As contas não são difíceis de fazer: a divulgação do Gemini Pro surge oito meses depois de ter lançado o Bard e um ano depois de a OpenAI ter lançado o ChatGPT no GPT-3.5 (na verdade a startup liderada por Sam Altman até já lançou o GPT-4 em março). E este dado é relevante porque representantes da Google disseram na terça-feira passada à imprensa que o Gemini Pro superou o GPT-3.5, embora segundo a CNBC, fossem esquivos quando se fizeram perguntas mediante o seu comportamento versus o GPT-4.

De acordo com um relatório técnico revelado pela Google, o modelo Ultra do Gemini superou o GPT-4 em muitos benchmarks. O feito foi prontamente enaltecido na publicação de apresentação do modelo, que além de revelar evidência de superioridade através de comparações e números lado a lado em duas imagens, salienta que o Ultra é "especialmente bom para explicar o raciocínio em assuntos complexos, como a matemática e a física".

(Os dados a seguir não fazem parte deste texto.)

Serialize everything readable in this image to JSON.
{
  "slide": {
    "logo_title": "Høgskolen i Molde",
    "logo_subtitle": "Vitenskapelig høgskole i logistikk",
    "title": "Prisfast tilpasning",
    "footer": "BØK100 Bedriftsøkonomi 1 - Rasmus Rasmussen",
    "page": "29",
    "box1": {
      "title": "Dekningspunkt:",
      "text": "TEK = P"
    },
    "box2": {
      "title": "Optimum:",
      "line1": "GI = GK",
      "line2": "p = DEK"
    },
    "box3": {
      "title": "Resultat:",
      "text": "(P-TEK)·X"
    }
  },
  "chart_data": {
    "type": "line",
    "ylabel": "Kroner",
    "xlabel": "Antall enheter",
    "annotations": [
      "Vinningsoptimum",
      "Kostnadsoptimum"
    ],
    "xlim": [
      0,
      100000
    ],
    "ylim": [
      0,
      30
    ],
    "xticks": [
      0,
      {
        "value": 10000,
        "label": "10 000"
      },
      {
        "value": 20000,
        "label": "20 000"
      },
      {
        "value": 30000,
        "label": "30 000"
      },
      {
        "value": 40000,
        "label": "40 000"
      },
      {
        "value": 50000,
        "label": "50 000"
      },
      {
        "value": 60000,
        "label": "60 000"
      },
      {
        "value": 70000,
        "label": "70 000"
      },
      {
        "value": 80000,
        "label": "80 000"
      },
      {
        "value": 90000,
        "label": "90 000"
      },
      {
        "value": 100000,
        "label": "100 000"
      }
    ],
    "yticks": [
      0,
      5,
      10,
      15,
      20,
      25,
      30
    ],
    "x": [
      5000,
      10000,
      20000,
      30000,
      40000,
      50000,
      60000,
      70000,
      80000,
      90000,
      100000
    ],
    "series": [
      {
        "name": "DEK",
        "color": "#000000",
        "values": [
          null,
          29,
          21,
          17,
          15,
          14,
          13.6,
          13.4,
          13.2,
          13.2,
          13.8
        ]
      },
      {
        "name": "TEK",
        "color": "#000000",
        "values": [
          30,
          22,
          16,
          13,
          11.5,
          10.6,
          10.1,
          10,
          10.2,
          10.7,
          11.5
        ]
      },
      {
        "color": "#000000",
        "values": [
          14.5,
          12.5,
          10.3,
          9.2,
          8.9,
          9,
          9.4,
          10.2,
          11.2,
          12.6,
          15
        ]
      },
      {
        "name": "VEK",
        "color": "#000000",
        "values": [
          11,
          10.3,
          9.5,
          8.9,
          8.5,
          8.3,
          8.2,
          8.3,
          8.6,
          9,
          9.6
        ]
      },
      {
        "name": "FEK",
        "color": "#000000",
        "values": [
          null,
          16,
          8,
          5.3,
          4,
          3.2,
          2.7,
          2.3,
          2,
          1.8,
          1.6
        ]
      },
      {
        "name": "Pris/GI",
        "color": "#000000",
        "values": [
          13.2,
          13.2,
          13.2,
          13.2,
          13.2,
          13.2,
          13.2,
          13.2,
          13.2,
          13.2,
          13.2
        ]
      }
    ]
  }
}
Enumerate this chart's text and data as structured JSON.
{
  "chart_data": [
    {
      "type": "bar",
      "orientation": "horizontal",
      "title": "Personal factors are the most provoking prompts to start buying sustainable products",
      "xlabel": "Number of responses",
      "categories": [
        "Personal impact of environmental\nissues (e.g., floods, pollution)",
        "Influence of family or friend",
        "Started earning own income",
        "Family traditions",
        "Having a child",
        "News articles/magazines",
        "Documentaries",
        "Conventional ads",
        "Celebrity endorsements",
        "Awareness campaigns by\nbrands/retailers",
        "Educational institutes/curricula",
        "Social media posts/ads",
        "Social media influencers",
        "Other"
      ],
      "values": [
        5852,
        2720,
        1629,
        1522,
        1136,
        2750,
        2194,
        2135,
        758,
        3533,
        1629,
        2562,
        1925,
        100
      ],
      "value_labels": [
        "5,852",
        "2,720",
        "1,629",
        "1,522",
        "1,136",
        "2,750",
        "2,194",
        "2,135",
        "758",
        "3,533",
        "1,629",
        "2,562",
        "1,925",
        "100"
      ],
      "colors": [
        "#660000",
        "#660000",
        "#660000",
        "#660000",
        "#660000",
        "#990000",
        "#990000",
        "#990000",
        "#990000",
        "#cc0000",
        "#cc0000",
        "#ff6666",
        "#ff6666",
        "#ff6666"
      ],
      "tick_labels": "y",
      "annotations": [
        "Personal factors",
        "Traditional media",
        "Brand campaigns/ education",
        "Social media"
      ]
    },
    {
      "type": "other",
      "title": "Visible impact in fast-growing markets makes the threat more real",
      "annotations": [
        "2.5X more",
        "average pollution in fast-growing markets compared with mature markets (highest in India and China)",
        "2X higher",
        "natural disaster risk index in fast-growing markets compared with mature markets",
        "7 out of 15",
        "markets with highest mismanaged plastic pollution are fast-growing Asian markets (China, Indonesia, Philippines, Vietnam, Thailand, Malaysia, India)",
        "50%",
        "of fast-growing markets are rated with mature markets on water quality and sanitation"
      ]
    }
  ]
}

A questão que fica agora no ar, como salienta uma colunista da Bloomberg, é: em muitos benchmarks, o Gemini Ultra bateu o modelo GPT-4 da OpenAI por apenas alguns pontos percentuais. Ou seja, o modelo de IA de topo da Google, que ainda não foi lançado, apesar de impressionar, em alguns aspectos conseguiu apenas pequenas melhorias em relação a algo que a OpenAI disponibilizou há vários meses (em março).

tumulto vivido na empresa liderada por Sam Altman nos últimos tempos atrasou alguns lançamentos como a GPT Store (um dos grandes momentos do OpenAI DevDay), mas as expectativas em torno dos futuros produtos não podiam ser maiores. Em 2024, seja com o modelo GPT 4.5 / 5 ou com outras novidades, com o regresso de Altman, é quase certo que a OpenAI não ficará sem dar algum tipo de resposta. E quando isso acontecer, com margens de superioridade tão magras, será que o Ultra ainda conseguirá competir?

O futuro

Pichai já o referiu várias vezes e a sua crença é a de que a inteligência artificial será mais transformadora para a humanidade do que o fogo ou a eletricidade. E na sua perspectiva, assim como na de Hassabis, o CEO da DeepMind, a Era Gemini tem o potencial de transformar o futuro da empresa. Ou seja, se o motor de busca tornou a Google numa gigante tecnológica capaz de criar um verbo no léxico das pessoas que procuram coisas na Internet, o enorme potencial do Gemini pode torná-la ainda maior.

Mas isso será algo para analisar no futuro. Para já, como nota a The Verge, a primeira geração do Gemini vai, na melhor das hipóteses, ajudar a Google a alcançar a OpenAI na corrida pelo domínio da IA generativa. O resto, se vai ou não dar uma guinada na liderança do Campeonato IA, teremos de esperar para ver. Até porque em breve teremos outros chatbots a ir a jogo como é o caso do Amazon Olympus (a fazer jus aos rumores) e o Grok da xAI, a nova empresa de IA de Elon Musk.